First, the obvious – there are no walls. I could not take an easy breath every twenty-five yards and reset myself before pushing – really, with my lanky legs, rocketing – myself a quarter of the pool distance simply by kicking off the wall. Add this element to the dark, murky water (I have written elsewhere about my unhealthy, adolescent fear of dark water) and the fact that this water surges occasionally as if it were alive, and you have created a lethal scenario. After my first 200 meters, it ceased to be a competition and instead became survival.

I have never before participated in an athletic event that had the potential to kill me (unless you count the egg games – man that’s like three hyperlinks in this post). The lake was angry that day, my friends. By the time I reached the 500 meter turn-around, I had used all the swim strokes I knew and then created two more. I was asked three times by volunteer kayakers if I needed to grab ahold of their boats and rest a bit.

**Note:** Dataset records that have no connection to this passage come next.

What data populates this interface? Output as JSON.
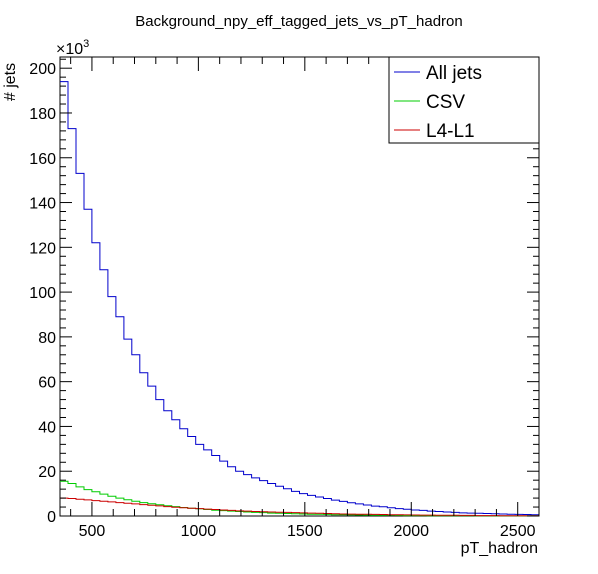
{
  "chart_data": {
    "type": "line",
    "title": "Background_npy_eff_tagged_jets_vs_pT_hadron",
    "xlabel": "pT_hadron",
    "ylabel": "# jets",
    "y_multiplier": "×10",
    "y_multiplier_exp": "3",
    "xlim": [
      350,
      2600
    ],
    "ylim": [
      0,
      205
    ],
    "x_ticks": [
      500,
      1000,
      1500,
      2000,
      2500
    ],
    "x_tick_labels": [
      "500",
      "1000",
      "1500",
      "2000",
      "2500"
    ],
    "y_ticks": [
      0,
      20,
      40,
      60,
      80,
      100,
      120,
      140,
      160,
      180,
      200
    ],
    "y_tick_labels": [
      "0",
      "20",
      "40",
      "60",
      "80",
      "100",
      "120",
      "140",
      "160",
      "180",
      "200"
    ],
    "bin_width": 37.5,
    "legend_position": "top-right",
    "series": [
      {
        "name": "All jets",
        "color": "#0000cc",
        "values": [
          194,
          173,
          153,
          137,
          122,
          110,
          98,
          89,
          79,
          72,
          64,
          58,
          52,
          47,
          43,
          39,
          35.5,
          32,
          29.5,
          27,
          24.5,
          22,
          20,
          18.5,
          17,
          15.8,
          14.5,
          13.3,
          12.2,
          11,
          10,
          9.2,
          8.5,
          7.8,
          7.1,
          6.5,
          5.9,
          5.4,
          4.9,
          4.4,
          4.1,
          3.7,
          3.3,
          3,
          2.7,
          2.5,
          2.2,
          2,
          1.8,
          1.6,
          1.4,
          1.3,
          1.2,
          1.1,
          1.0,
          0.9,
          0.8,
          0.7,
          0.65,
          0.6
        ]
      },
      {
        "name": "CSV",
        "color": "#00cc00",
        "values": [
          15.5,
          14.5,
          13,
          11.8,
          10.8,
          9.8,
          8.8,
          8,
          7.3,
          6.6,
          6,
          5.5,
          5,
          4.6,
          4.2,
          3.8,
          3.5,
          3.2,
          2.9,
          2.6,
          2.4,
          2.2,
          2.0,
          1.8,
          1.6,
          1.5,
          1.3,
          1.2,
          1.1,
          1.0,
          0.9,
          0.8,
          0.75,
          0.7,
          0.6,
          0.55,
          0.5,
          0.45,
          0.4,
          0.35,
          0.3,
          0.3,
          0.25,
          0.2,
          0.2,
          0.2,
          0.15,
          0.15,
          0.1,
          0.1,
          0.1,
          0.1,
          0.05,
          0.05,
          0.05,
          0.05,
          0.05,
          0.05,
          0.05,
          0.05
        ]
      },
      {
        "name": "L4-L1",
        "color": "#cc0000",
        "values": [
          8,
          7.8,
          7.5,
          7.2,
          6.9,
          6.6,
          6.3,
          6,
          5.7,
          5.4,
          5.1,
          4.8,
          4.5,
          4.2,
          3.9,
          3.7,
          3.5,
          3.3,
          3.1,
          2.9,
          2.7,
          2.5,
          2.3,
          2.2,
          2.0,
          1.9,
          1.8,
          1.7,
          1.6,
          1.5,
          1.4,
          1.3,
          1.2,
          1.1,
          1.0,
          0.9,
          0.85,
          0.8,
          0.75,
          0.7,
          0.65,
          0.6,
          0.55,
          0.5,
          0.45,
          0.4,
          0.4,
          0.35,
          0.3,
          0.3,
          0.25,
          0.25,
          0.2,
          0.2,
          0.2,
          0.15,
          0.15,
          0.15,
          0.1,
          0.1
        ]
      }
    ]
  }
}
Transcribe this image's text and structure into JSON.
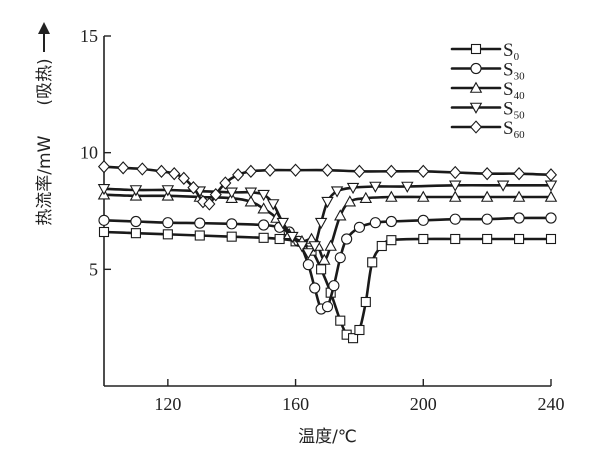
{
  "chart_data": {
    "type": "line",
    "xlabel": "温度/℃",
    "ylabel": "热流率/mW",
    "endotherm_label": "(吸热)",
    "xlim": [
      100,
      240
    ],
    "ylim": [
      0,
      15
    ],
    "xticks": [
      120,
      160,
      200,
      240
    ],
    "yticks": [
      5,
      10,
      15
    ],
    "legend_position": "top-right",
    "grid": false,
    "series": [
      {
        "name": "S0",
        "base": "S",
        "sub": "0",
        "marker": "square",
        "points": [
          [
            100,
            6.6
          ],
          [
            110,
            6.55
          ],
          [
            120,
            6.5
          ],
          [
            130,
            6.45
          ],
          [
            140,
            6.4
          ],
          [
            150,
            6.35
          ],
          [
            155,
            6.3
          ],
          [
            160,
            6.2
          ],
          [
            165,
            5.8
          ],
          [
            168,
            5.0
          ],
          [
            171,
            4.0
          ],
          [
            174,
            2.8
          ],
          [
            176,
            2.2
          ],
          [
            178,
            2.05
          ],
          [
            180,
            2.4
          ],
          [
            182,
            3.6
          ],
          [
            184,
            5.3
          ],
          [
            187,
            6.0
          ],
          [
            190,
            6.25
          ],
          [
            200,
            6.3
          ],
          [
            210,
            6.3
          ],
          [
            220,
            6.3
          ],
          [
            230,
            6.3
          ],
          [
            240,
            6.3
          ]
        ]
      },
      {
        "name": "S30",
        "base": "S",
        "sub": "30",
        "marker": "circle",
        "points": [
          [
            100,
            7.1
          ],
          [
            110,
            7.05
          ],
          [
            120,
            7.0
          ],
          [
            130,
            6.98
          ],
          [
            140,
            6.95
          ],
          [
            150,
            6.9
          ],
          [
            155,
            6.8
          ],
          [
            158,
            6.6
          ],
          [
            161,
            6.2
          ],
          [
            164,
            5.2
          ],
          [
            166,
            4.2
          ],
          [
            168,
            3.3
          ],
          [
            170,
            3.4
          ],
          [
            172,
            4.3
          ],
          [
            174,
            5.5
          ],
          [
            176,
            6.3
          ],
          [
            180,
            6.8
          ],
          [
            185,
            7.0
          ],
          [
            190,
            7.05
          ],
          [
            200,
            7.1
          ],
          [
            210,
            7.15
          ],
          [
            220,
            7.15
          ],
          [
            230,
            7.2
          ],
          [
            240,
            7.2
          ]
        ]
      },
      {
        "name": "S40",
        "base": "S",
        "sub": "40",
        "marker": "triangle-up",
        "points": [
          [
            100,
            8.2
          ],
          [
            110,
            8.15
          ],
          [
            120,
            8.15
          ],
          [
            130,
            8.1
          ],
          [
            140,
            8.05
          ],
          [
            146,
            7.9
          ],
          [
            150,
            7.6
          ],
          [
            154,
            7.2
          ],
          [
            158,
            6.5
          ],
          [
            162,
            6.2
          ],
          [
            165,
            6.3
          ],
          [
            167,
            6.0
          ],
          [
            169,
            5.4
          ],
          [
            171,
            6.0
          ],
          [
            174,
            7.3
          ],
          [
            177,
            7.9
          ],
          [
            182,
            8.05
          ],
          [
            190,
            8.1
          ],
          [
            200,
            8.1
          ],
          [
            210,
            8.1
          ],
          [
            220,
            8.1
          ],
          [
            230,
            8.1
          ],
          [
            240,
            8.1
          ]
        ]
      },
      {
        "name": "S50",
        "base": "S",
        "sub": "50",
        "marker": "triangle-down",
        "points": [
          [
            100,
            8.45
          ],
          [
            110,
            8.4
          ],
          [
            120,
            8.4
          ],
          [
            130,
            8.35
          ],
          [
            140,
            8.3
          ],
          [
            146,
            8.3
          ],
          [
            150,
            8.2
          ],
          [
            153,
            7.8
          ],
          [
            156,
            7.0
          ],
          [
            159,
            6.4
          ],
          [
            162,
            6.0
          ],
          [
            164,
            5.7
          ],
          [
            166,
            6.0
          ],
          [
            168,
            7.0
          ],
          [
            170,
            7.9
          ],
          [
            173,
            8.35
          ],
          [
            178,
            8.5
          ],
          [
            185,
            8.55
          ],
          [
            195,
            8.55
          ],
          [
            210,
            8.6
          ],
          [
            225,
            8.6
          ],
          [
            240,
            8.6
          ]
        ]
      },
      {
        "name": "S60",
        "base": "S",
        "sub": "60",
        "marker": "diamond",
        "points": [
          [
            100,
            9.4
          ],
          [
            106,
            9.35
          ],
          [
            112,
            9.3
          ],
          [
            118,
            9.2
          ],
          [
            122,
            9.1
          ],
          [
            125,
            8.9
          ],
          [
            128,
            8.5
          ],
          [
            131,
            7.9
          ],
          [
            133,
            7.8
          ],
          [
            135,
            8.2
          ],
          [
            138,
            8.7
          ],
          [
            142,
            9.05
          ],
          [
            146,
            9.2
          ],
          [
            152,
            9.25
          ],
          [
            160,
            9.25
          ],
          [
            170,
            9.25
          ],
          [
            180,
            9.2
          ],
          [
            190,
            9.2
          ],
          [
            200,
            9.2
          ],
          [
            210,
            9.15
          ],
          [
            220,
            9.1
          ],
          [
            230,
            9.1
          ],
          [
            240,
            9.05
          ]
        ]
      }
    ]
  }
}
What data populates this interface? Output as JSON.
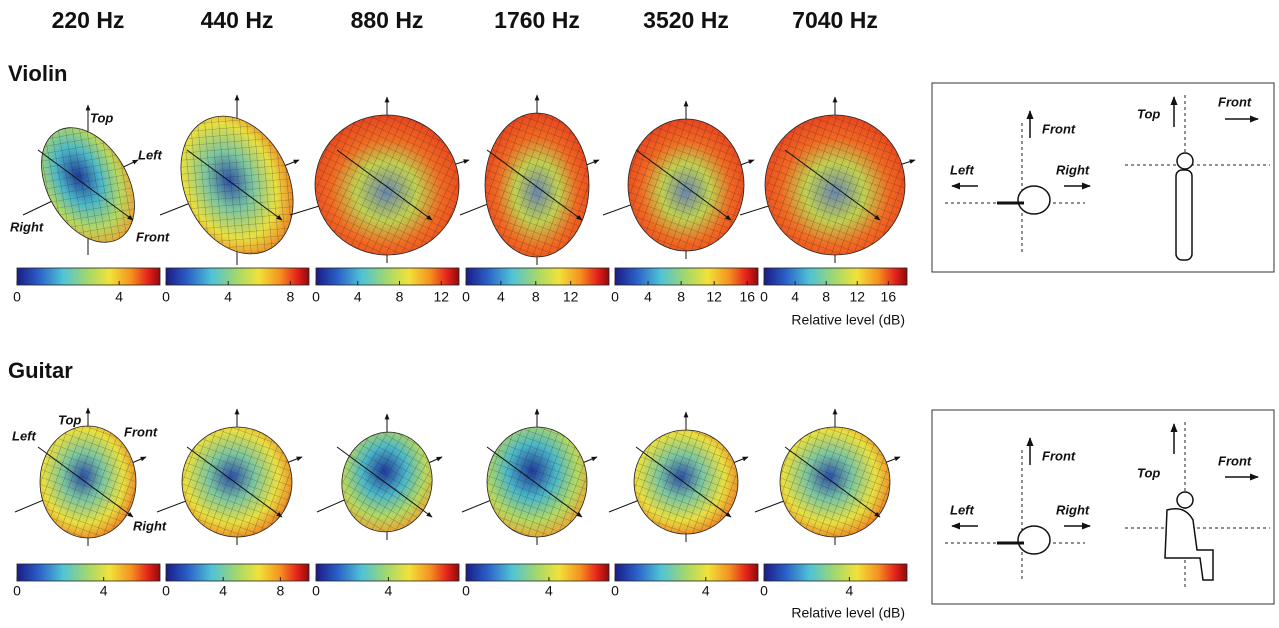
{
  "frequencies": [
    "220 Hz",
    "440 Hz",
    "880 Hz",
    "1760 Hz",
    "3520 Hz",
    "7040 Hz"
  ],
  "panels": [
    {
      "title": "Violin",
      "axis_labels": {
        "top": "Top",
        "left": "Left",
        "right": "Right",
        "front": "Front"
      },
      "colorbars": [
        {
          "lim": [
            0,
            5.6
          ],
          "ticks": [
            0,
            4
          ]
        },
        {
          "lim": [
            0,
            9.2
          ],
          "ticks": [
            0,
            4,
            8
          ]
        },
        {
          "lim": [
            0,
            13.7
          ],
          "ticks": [
            0,
            4,
            8,
            12
          ]
        },
        {
          "lim": [
            0,
            16.4
          ],
          "ticks": [
            0,
            4,
            8,
            12
          ]
        },
        {
          "lim": [
            0,
            17.3
          ],
          "ticks": [
            0,
            4,
            8,
            12,
            16
          ]
        },
        {
          "lim": [
            0,
            18.4
          ],
          "ticks": [
            0,
            4,
            8,
            12,
            16
          ]
        }
      ],
      "colorbar_label": "Relative level (dB)",
      "inset": {
        "front_plan": "Front",
        "left": "Left",
        "right": "Right",
        "top": "Top",
        "front_side": "Front"
      }
    },
    {
      "title": "Guitar",
      "axis_labels": {
        "top": "Top",
        "left": "Left",
        "right": "Right",
        "front": "Front"
      },
      "colorbars": [
        {
          "lim": [
            0,
            6.6
          ],
          "ticks": [
            0,
            4
          ]
        },
        {
          "lim": [
            0,
            10
          ],
          "ticks": [
            0,
            4,
            8
          ]
        },
        {
          "lim": [
            0,
            7.9
          ],
          "ticks": [
            0,
            4
          ]
        },
        {
          "lim": [
            0,
            6.9
          ],
          "ticks": [
            0,
            4
          ]
        },
        {
          "lim": [
            0,
            6.3
          ],
          "ticks": [
            0,
            4
          ]
        },
        {
          "lim": [
            0,
            6.7
          ],
          "ticks": [
            0,
            4
          ]
        }
      ],
      "colorbar_label": "Relative level (dB)",
      "inset": {
        "front_plan": "Front",
        "left": "Left",
        "right": "Right",
        "top": "Top",
        "front_side": "Front"
      }
    }
  ]
}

I began to be passed by different color swim caps, indicating that the other distance racers were destined to finish before I.

I made it back to shore. I didn’t throw up. Instead, I thought about all the promises I had made to God, if He allowed me to live, and if I was going to fulfill them now that I was back on dry land. I waited for Holly, who was close behind, ready to comfort her.  Because, of course, she was bound to have a similar, shocking experience. However, she came out of the water laughing, raising the roof with her hands and hugging other competitors.

Afterwards, I got third place in my age division. There were only three of us. I still got a medal.